Apabila ketentuan tersebut dilanggar, maka akan dijatuhi sanksi berupa:
A. Tindakan Administratif – Pasal 47 Ayat (2) UU Anti Monopoli
Penetapan pembatalan terhadap restrukturisasi perusahaan oleh Komisi Pengawas Persaingan Usaha (KPPU).
B. Pidana Pokok – Pasal 48 Ayat (1) UU Anti Monopoli
Denda paling rendah Rp25.000.000.000 (dua puluh lima miliar rupiah) dan paling tinggi Rp100.000.000.000 (serratus miliar rupiah).
Pada awalnya dalam UU Anti Monopoli diatur pula sanksi pidana tambahan, namun ketentuan tersebut kemudian dihapuskan melalui Undang-Undang Nomor 11 Tahun 2020 tentang Cipta Kerja.
Kemudian, terkait sanksi administratif di atas juga diatur lebih lanjut dalam Peraturan Pemerintah Nomor 44 Tahun 2021 tentang Pelaksanaan Larangan Praktek Monopoli dan Persaingan Usaha Tidak Sehat (PP 44/2021).
Pada Pasal 12 Ayat (1) PP 44/2021 dinyatakan bahwa sanksi administratif berupa denda dasar paling sedikit berjumlah Rp1.000.000.000 (satu miliar rupiah) dan denda paling banyak 50% dari keuntungan bersih perusahaan atau 10% total penjualan selama terjadinya pelanggaran.
Penjatuhan sanksi-sanksi tersebut tentu memerlukan indikator dan penilaian secara hukum sebagaimana tertuang dalam Peraturan Pemerintah Nomor 57 Tahun 2010 tentang Penggabungan atau Peleburan Badan Usaha dan Pengambilalihan Saham Perusahaan yang Dapat Mengakibatkan Terjadinya Praktik Monopoli dan Persaingan Usaha Tidak Sehat (PP 57/2010).

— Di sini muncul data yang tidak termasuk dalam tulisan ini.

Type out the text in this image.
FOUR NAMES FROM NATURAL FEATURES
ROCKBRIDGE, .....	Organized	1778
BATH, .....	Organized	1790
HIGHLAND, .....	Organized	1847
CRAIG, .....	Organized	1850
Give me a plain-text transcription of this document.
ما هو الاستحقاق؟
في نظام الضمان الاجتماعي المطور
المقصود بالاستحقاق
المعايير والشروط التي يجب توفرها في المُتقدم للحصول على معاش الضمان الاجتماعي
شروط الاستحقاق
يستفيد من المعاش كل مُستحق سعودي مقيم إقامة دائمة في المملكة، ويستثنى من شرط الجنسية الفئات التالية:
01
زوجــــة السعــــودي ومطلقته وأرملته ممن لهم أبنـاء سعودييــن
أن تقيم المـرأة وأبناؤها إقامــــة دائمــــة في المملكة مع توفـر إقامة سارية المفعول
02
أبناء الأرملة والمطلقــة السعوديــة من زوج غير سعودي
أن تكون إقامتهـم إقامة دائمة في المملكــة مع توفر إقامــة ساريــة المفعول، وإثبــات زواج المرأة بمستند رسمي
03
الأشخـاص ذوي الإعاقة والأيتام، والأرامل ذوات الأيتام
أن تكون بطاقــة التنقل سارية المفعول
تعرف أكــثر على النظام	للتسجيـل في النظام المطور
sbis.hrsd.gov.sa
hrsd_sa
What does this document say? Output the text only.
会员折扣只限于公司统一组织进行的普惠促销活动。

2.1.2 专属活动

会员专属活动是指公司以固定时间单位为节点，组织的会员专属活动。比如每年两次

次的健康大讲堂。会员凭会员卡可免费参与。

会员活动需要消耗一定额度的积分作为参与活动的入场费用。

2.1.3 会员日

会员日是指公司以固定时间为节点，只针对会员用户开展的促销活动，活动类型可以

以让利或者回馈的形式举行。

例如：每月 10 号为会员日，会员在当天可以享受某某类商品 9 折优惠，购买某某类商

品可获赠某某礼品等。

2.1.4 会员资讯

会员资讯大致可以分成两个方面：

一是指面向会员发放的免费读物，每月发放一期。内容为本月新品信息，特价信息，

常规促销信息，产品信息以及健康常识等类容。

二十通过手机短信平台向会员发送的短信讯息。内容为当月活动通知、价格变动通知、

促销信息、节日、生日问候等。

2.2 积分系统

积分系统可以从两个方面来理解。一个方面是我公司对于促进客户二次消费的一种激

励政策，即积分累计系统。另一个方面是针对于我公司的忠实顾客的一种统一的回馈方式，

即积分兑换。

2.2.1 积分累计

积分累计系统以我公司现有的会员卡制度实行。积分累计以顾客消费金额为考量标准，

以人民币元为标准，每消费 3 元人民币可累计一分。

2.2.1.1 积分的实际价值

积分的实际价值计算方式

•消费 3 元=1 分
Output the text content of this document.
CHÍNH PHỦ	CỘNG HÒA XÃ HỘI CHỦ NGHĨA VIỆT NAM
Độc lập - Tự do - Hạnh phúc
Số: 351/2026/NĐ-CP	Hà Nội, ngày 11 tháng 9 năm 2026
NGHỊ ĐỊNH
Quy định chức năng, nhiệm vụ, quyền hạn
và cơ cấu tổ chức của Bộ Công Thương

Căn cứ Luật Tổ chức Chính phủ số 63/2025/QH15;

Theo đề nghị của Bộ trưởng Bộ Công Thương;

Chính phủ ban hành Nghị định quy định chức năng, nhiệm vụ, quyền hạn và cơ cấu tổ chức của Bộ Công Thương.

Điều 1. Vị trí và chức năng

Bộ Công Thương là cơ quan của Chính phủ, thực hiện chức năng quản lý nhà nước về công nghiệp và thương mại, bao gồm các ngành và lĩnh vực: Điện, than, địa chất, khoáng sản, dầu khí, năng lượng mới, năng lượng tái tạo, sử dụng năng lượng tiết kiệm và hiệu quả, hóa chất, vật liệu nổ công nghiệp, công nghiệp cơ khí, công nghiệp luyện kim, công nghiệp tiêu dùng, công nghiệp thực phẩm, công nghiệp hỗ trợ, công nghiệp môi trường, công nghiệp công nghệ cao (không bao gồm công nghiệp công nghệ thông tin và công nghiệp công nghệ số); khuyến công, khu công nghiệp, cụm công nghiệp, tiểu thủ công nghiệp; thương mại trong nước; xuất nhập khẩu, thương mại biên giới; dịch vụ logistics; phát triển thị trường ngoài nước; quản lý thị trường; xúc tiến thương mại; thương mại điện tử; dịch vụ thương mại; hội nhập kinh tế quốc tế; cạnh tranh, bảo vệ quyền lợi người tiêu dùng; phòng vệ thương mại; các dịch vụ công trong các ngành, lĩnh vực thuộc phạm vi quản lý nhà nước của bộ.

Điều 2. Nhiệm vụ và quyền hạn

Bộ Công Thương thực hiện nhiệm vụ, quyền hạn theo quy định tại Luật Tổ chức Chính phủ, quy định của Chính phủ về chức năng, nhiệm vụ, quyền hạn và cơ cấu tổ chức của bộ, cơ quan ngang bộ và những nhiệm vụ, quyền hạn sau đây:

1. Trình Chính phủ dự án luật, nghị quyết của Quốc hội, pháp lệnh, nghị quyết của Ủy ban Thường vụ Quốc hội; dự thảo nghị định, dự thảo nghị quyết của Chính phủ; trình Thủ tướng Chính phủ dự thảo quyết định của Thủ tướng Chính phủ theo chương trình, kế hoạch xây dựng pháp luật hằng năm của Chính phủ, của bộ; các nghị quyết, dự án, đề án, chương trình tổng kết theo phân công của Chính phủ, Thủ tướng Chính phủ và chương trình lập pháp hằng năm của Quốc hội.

Pasal 2 Ayat (2) PP 57/2010 menjabarkan restrukturisasi menimbulkan praktek monopoli jika badan usaha melakukan:
A. Perjanjian yang dilarang;
B. Kegiatan yang dilarang; dan/atau
C. Penyalahgunaan posisi dominan
Guna menentukan apakah indikator di atas telah terpenuhi atau tidak, berdasarkan Pasal 3 Ayat (2) PP57/2010, KPPU akan melakukan penilaian melalui analisis:
A. Konsentrasi pasar;
B. Hambatan masuk pasar;
C. Potensi perilaku anti persaingan;
D. Efisiensi; dan/atau
E. Kepailitan.
Menilik uraian di atas dapat disimpulkan bahwa restrukturisasi perusahaan yang menimbulkan praktek monopoli dan/atau persaingan usaha tidak sehat dapat dikenakan sanksi berupa penetapan pembatalan dan/atau pidana berupa denda.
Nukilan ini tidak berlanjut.